Zeb Larson reviews The Fade Out #6…
BRUBAKER and PHILLIPS’ best-selling series ever just keeps hitting! Charlie and his blacklisted friend Gil hunt Hollywood’s back alleys for answers to Valeria Sommer’s murder and cover-up, but the one man who might know something, ex-child star “Flapjack” Jones, has gone into hiding…unless he’s dead in a ditch by the side of the road.
A few different plot points which have been smoldering finally burst into flame in this issue. Gil is hellbent on getting somebody to pay for Valeria’s death, while Charlie can’t seem to get his thoughts away from Maya. Both of them are going to make decisions with long-term consequences. I will be discussing spoilers in this review, so do not read if you haven’t read the issue.
Charlie has been tasked with escorting Maya Silver to a movie premiere after Tyler Grave’s car accident. While Charlie is out trying to be “nonthreatening” for the cameras, Gil is seeking some advice from another friend about what to do next. He goes to none other than Dashiell Hammett about how to handle a murder “story,” and Hammett is happy to provide some friendly advice: provoke the perpetrators and bring them into the open.
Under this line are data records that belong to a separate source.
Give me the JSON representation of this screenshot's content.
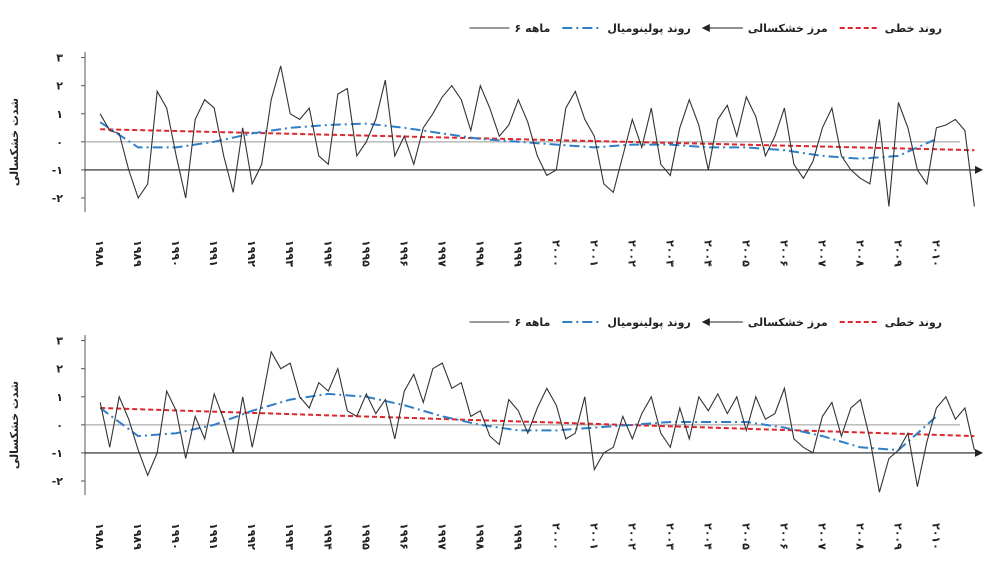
{
  "chart_data": [
    {
      "type": "line",
      "ylabel": "شدت خشکسالی",
      "xlim": [
        1987.6,
        2011.2
      ],
      "ylim": [
        -2.5,
        3.2
      ],
      "yticks": [
        {
          "value": 3,
          "label": "۳"
        },
        {
          "value": 2,
          "label": "۲"
        },
        {
          "value": 1,
          "label": "۱"
        },
        {
          "value": 0,
          "label": "۰"
        },
        {
          "value": -1,
          "label": "-۱"
        },
        {
          "value": -2,
          "label": "-۲"
        }
      ],
      "xticks": [
        {
          "value": 1988,
          "label": "۱۹۸۸"
        },
        {
          "value": 1989,
          "label": "۱۹۸۹"
        },
        {
          "value": 1990,
          "label": "۱۹۹۰"
        },
        {
          "value": 1991,
          "label": "۱۹۹۱"
        },
        {
          "value": 1992,
          "label": "۱۹۹۲"
        },
        {
          "value": 1993,
          "label": "۱۹۹۳"
        },
        {
          "value": 1994,
          "label": "۱۹۹۴"
        },
        {
          "value": 1995,
          "label": "۱۹۹۵"
        },
        {
          "value": 1996,
          "label": "۱۹۹۶"
        },
        {
          "value": 1997,
          "label": "۱۹۹۷"
        },
        {
          "value": 1998,
          "label": "۱۹۹۸"
        },
        {
          "value": 1999,
          "label": "۱۹۹۹"
        },
        {
          "value": 2000,
          "label": "۲۰۰۰"
        },
        {
          "value": 2001,
          "label": "۲۰۰۱"
        },
        {
          "value": 2002,
          "label": "۲۰۰۲"
        },
        {
          "value": 2003,
          "label": "۲۰۰۳"
        },
        {
          "value": 2004,
          "label": "۲۰۰۴"
        },
        {
          "value": 2005,
          "label": "۲۰۰۵"
        },
        {
          "value": 2006,
          "label": "۲۰۰۶"
        },
        {
          "value": 2007,
          "label": "۲۰۰۷"
        },
        {
          "value": 2008,
          "label": "۲۰۰۸"
        },
        {
          "value": 2009,
          "label": "۲۰۰۹"
        },
        {
          "value": 2010,
          "label": "۲۰۱۰"
        }
      ],
      "series": [
        {
          "name": "روند خطی",
          "color": "#e0262b",
          "style": "dash",
          "x": [
            1988,
            2011
          ],
          "values": [
            0.45,
            -0.3
          ]
        },
        {
          "name": "مرز خشکسالی",
          "color": "#222222",
          "style": "arrow",
          "x": [
            1987.6,
            2011.2
          ],
          "values": [
            -1,
            -1
          ]
        },
        {
          "name": "روند پولینومیال",
          "color": "#2f7fc8",
          "style": "dashdot",
          "x": [
            1988,
            1989,
            1990,
            1991,
            1992,
            1993,
            1994,
            1995,
            1996,
            1997,
            1998,
            1999,
            2000,
            2001,
            2002,
            2003,
            2004,
            2005,
            2006,
            2007,
            2008,
            2009,
            2010
          ],
          "values": [
            0.7,
            -0.2,
            -0.2,
            0.0,
            0.3,
            0.5,
            0.6,
            0.65,
            0.5,
            0.3,
            0.1,
            0.0,
            -0.1,
            -0.2,
            -0.1,
            -0.1,
            -0.2,
            -0.2,
            -0.3,
            -0.5,
            -0.6,
            -0.5,
            0.1
          ]
        },
        {
          "name": "۶ ماهه",
          "color": "#333333",
          "style": "solid",
          "x": [
            1988,
            1988.25,
            1988.5,
            1988.75,
            1989,
            1989.25,
            1989.5,
            1989.75,
            1990,
            1990.25,
            1990.5,
            1990.75,
            1991,
            1991.25,
            1991.5,
            1991.75,
            1992,
            1992.25,
            1992.5,
            1992.75,
            1993,
            1993.25,
            1993.5,
            1993.75,
            1994,
            1994.25,
            1994.5,
            1994.75,
            1995,
            1995.25,
            1995.5,
            1995.75,
            1996,
            1996.25,
            1996.5,
            1996.75,
            1997,
            1997.25,
            1997.5,
            1997.75,
            1998,
            1998.25,
            1998.5,
            1998.75,
            1999,
            1999.25,
            1999.5,
            1999.75,
            2000,
            2000.25,
            2000.5,
            2000.75,
            2001,
            2001.25,
            2001.5,
            2001.75,
            2002,
            2002.25,
            2002.5,
            2002.75,
            2003,
            2003.25,
            2003.5,
            2003.75,
            2004,
            2004.25,
            2004.5,
            2004.75,
            2005,
            2005.25,
            2005.5,
            2005.75,
            2006,
            2006.25,
            2006.5,
            2006.75,
            2007,
            2007.25,
            2007.5,
            2007.75,
            2008,
            2008.25,
            2008.5,
            2008.75,
            2009,
            2009.25,
            2009.5,
            2009.75,
            2010,
            2010.25,
            2010.5,
            2010.75,
            2011
          ],
          "values": [
            1.0,
            0.4,
            0.3,
            -1.0,
            -2.0,
            -1.5,
            1.8,
            1.2,
            -0.5,
            -2.0,
            0.8,
            1.5,
            1.2,
            -0.5,
            -1.8,
            0.5,
            -1.5,
            -0.8,
            1.5,
            2.7,
            1.0,
            0.8,
            1.2,
            -0.5,
            -0.8,
            1.7,
            1.9,
            -0.5,
            0.0,
            0.8,
            2.2,
            -0.5,
            0.2,
            -0.8,
            0.5,
            1.0,
            1.6,
            2.0,
            1.5,
            0.4,
            2.0,
            1.2,
            0.2,
            0.6,
            1.5,
            0.7,
            -0.5,
            -1.2,
            -1.0,
            1.2,
            1.8,
            0.8,
            0.2,
            -1.5,
            -1.8,
            -0.5,
            0.8,
            -0.2,
            1.2,
            -0.8,
            -1.2,
            0.5,
            1.5,
            0.6,
            -1.0,
            0.8,
            1.3,
            0.2,
            1.6,
            0.9,
            -0.5,
            0.2,
            1.2,
            -0.8,
            -1.3,
            -0.7,
            0.5,
            1.2,
            -0.5,
            -1.0,
            -1.3,
            -1.5,
            0.8,
            -2.3,
            1.4,
            0.5,
            -1.0,
            -1.5,
            0.5,
            0.6,
            0.8,
            0.4,
            -2.3
          ]
        }
      ]
    },
    {
      "type": "line",
      "ylabel": "شدت خشکسالی",
      "xlim": [
        1987.6,
        2011.2
      ],
      "ylim": [
        -2.5,
        3.2
      ],
      "yticks": [
        {
          "value": 3,
          "label": "۳"
        },
        {
          "value": 2,
          "label": "۲"
        },
        {
          "value": 1,
          "label": "۱"
        },
        {
          "value": 0,
          "label": "۰"
        },
        {
          "value": -1,
          "label": "-۱"
        },
        {
          "value": -2,
          "label": "-۲"
        }
      ],
      "xticks": [
        {
          "value": 1988,
          "label": "۱۹۸۸"
        },
        {
          "value": 1989,
          "label": "۱۹۸۹"
        },
        {
          "value": 1990,
          "label": "۱۹۹۰"
        },
        {
          "value": 1991,
          "label": "۱۹۹۱"
        },
        {
          "value": 1992,
          "label": "۱۹۹۲"
        },
        {
          "value": 1993,
          "label": "۱۹۹۳"
        },
        {
          "value": 1994,
          "label": "۱۹۹۴"
        },
        {
          "value": 1995,
          "label": "۱۹۹۵"
        },
        {
          "value": 1996,
          "label": "۱۹۹۶"
        },
        {
          "value": 1997,
          "label": "۱۹۹۷"
        },
        {
          "value": 1998,
          "label": "۱۹۹۸"
        },
        {
          "value": 1999,
          "label": "۱۹۹۹"
        },
        {
          "value": 2000,
          "label": "۲۰۰۰"
        },
        {
          "value": 2001,
          "label": "۲۰۰۱"
        },
        {
          "value": 2002,
          "label": "۲۰۰۲"
        },
        {
          "value": 2003,
          "label": "۲۰۰۳"
        },
        {
          "value": 2004,
          "label": "۲۰۰۴"
        },
        {
          "value": 2005,
          "label": "۲۰۰۵"
        },
        {
          "value": 2006,
          "label": "۲۰۰۶"
        },
        {
          "value": 2007,
          "label": "۲۰۰۷"
        },
        {
          "value": 2008,
          "label": "۲۰۰۸"
        },
        {
          "value": 2009,
          "label": "۲۰۰۹"
        },
        {
          "value": 2010,
          "label": "۲۰۱۰"
        }
      ],
      "series": [
        {
          "name": "روند خطی",
          "color": "#e0262b",
          "style": "dash",
          "x": [
            1988,
            2011
          ],
          "values": [
            0.6,
            -0.4
          ]
        },
        {
          "name": "مرز خشکسالی",
          "color": "#222222",
          "style": "arrow",
          "x": [
            1987.6,
            2011.2
          ],
          "values": [
            -1,
            -1
          ]
        },
        {
          "name": "روند پولینومیال",
          "color": "#2f7fc8",
          "style": "dashdot",
          "x": [
            1988,
            1989,
            1990,
            1991,
            1992,
            1993,
            1994,
            1995,
            1996,
            1997,
            1998,
            1999,
            2000,
            2001,
            2002,
            2003,
            2004,
            2005,
            2006,
            2007,
            2008,
            2009,
            2010
          ],
          "values": [
            0.6,
            -0.4,
            -0.3,
            0.0,
            0.5,
            0.9,
            1.1,
            1.0,
            0.7,
            0.3,
            0.0,
            -0.2,
            -0.2,
            -0.1,
            0.0,
            0.1,
            0.1,
            0.1,
            -0.1,
            -0.4,
            -0.8,
            -0.9,
            0.3
          ]
        },
        {
          "name": "۶ ماهه",
          "color": "#333333",
          "style": "solid",
          "x": [
            1988,
            1988.25,
            1988.5,
            1988.75,
            1989,
            1989.25,
            1989.5,
            1989.75,
            1990,
            1990.25,
            1990.5,
            1990.75,
            1991,
            1991.25,
            1991.5,
            1991.75,
            1992,
            1992.25,
            1992.5,
            1992.75,
            1993,
            1993.25,
            1993.5,
            1993.75,
            1994,
            1994.25,
            1994.5,
            1994.75,
            1995,
            1995.25,
            1995.5,
            1995.75,
            1996,
            1996.25,
            1996.5,
            1996.75,
            1997,
            1997.25,
            1997.5,
            1997.75,
            1998,
            1998.25,
            1998.5,
            1998.75,
            1999,
            1999.25,
            1999.5,
            1999.75,
            2000,
            2000.25,
            2000.5,
            2000.75,
            2001,
            2001.25,
            2001.5,
            2001.75,
            2002,
            2002.25,
            2002.5,
            2002.75,
            2003,
            2003.25,
            2003.5,
            2003.75,
            2004,
            2004.25,
            2004.5,
            2004.75,
            2005,
            2005.25,
            2005.5,
            2005.75,
            2006,
            2006.25,
            2006.5,
            2006.75,
            2007,
            2007.25,
            2007.5,
            2007.75,
            2008,
            2008.25,
            2008.5,
            2008.75,
            2009,
            2009.25,
            2009.5,
            2009.75,
            2010,
            2010.25,
            2010.5,
            2010.75,
            2011
          ],
          "values": [
            0.8,
            -0.8,
            1.0,
            0.2,
            -0.9,
            -1.8,
            -1.0,
            1.2,
            0.5,
            -1.2,
            0.3,
            -0.5,
            1.1,
            0.2,
            -1.0,
            1.0,
            -0.8,
            0.8,
            2.6,
            2.0,
            2.2,
            1.0,
            0.6,
            1.5,
            1.2,
            2.0,
            0.5,
            0.3,
            1.1,
            0.4,
            0.9,
            -0.5,
            1.2,
            1.8,
            0.8,
            2.0,
            2.2,
            1.3,
            1.5,
            0.3,
            0.5,
            -0.4,
            -0.7,
            0.9,
            0.5,
            -0.3,
            0.6,
            1.3,
            0.7,
            -0.5,
            -0.3,
            1.0,
            -1.6,
            -1.0,
            -0.8,
            0.3,
            -0.5,
            0.4,
            1.0,
            -0.3,
            -0.8,
            0.6,
            -0.5,
            1.0,
            0.5,
            1.1,
            0.4,
            1.0,
            -0.2,
            1.0,
            0.2,
            0.4,
            1.3,
            -0.5,
            -0.8,
            -1.0,
            0.3,
            0.8,
            -0.4,
            0.6,
            0.9,
            -0.5,
            -2.4,
            -1.2,
            -0.9,
            -0.3,
            -2.2,
            -0.6,
            0.6,
            1.0,
            0.2,
            0.6,
            -0.9
          ]
        }
      ]
    }
  ]
}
While out with Maya, he sees ex-child star Jack “Flapjack” Jones playing with Desi Arnaz’s band and tries to get some information about what went on between Kamp and Valeria. That leads nowhere, but he ends up going home with Maya. Meanwhile, Gil has sent a note to Thursby, saying he knows who killed Valeria.
Dashiell Hammett’s presence in this story is a brilliant cameo, both for the fact that he helped to birth the noir genre and the nod to his role in assisting victims of the blacklist, which eventually landed him in prison. Yet there are deeper twists on the genre here as Charlie tries his hand at being a detective. He acknowledges that he’s written murder mysteries, but now he has to try and be the private detective, pretending to fit into roles that he’s written. Can a writer becomes what he writes? (Hammett is off the hook because he was a detective before he was a novelist). That’s the brilliant juxtaposition: Hammett is a detective who became a writer, and Charlie is a writer trying to become a detective.
Up until now, I haven’t feel suspicious toward Maya, but what game is she playing in all of this? She seems to fully recognize that everything in Hollywood is a publicity stunt, so why does she want to do it? And what has brought her to Charlie? Charlie is hopelessly broken, and it’s clear that she’s carrying some pretty heavy baggage herself. They certainly have world-weariness in common. She’s been the more aggressive one with him though, throughout the past few issues. Is he she attracted to him, or is she not just playing at being a femme fatale? Still, it would be nice to get inside her head again for a little while.
In terms of action, this was a very productive issue. This has really been a slow-burn series, and I haven’t complained because Brubaker is so good at setting the atmosphere and writing that beautiful noir prose. Still, after several issues of not learning very much at all about the mystery, it’s nice that Gil has decided to try and break it open. We’ve had several issues of background creation, and now there’s forward movement. The real question now is whether he can contain what he’s going to unleash, or whether he’ll drown in the coming deluge. And where will Charlie stand in all of this, especially as he knows nothing about what is going to happen?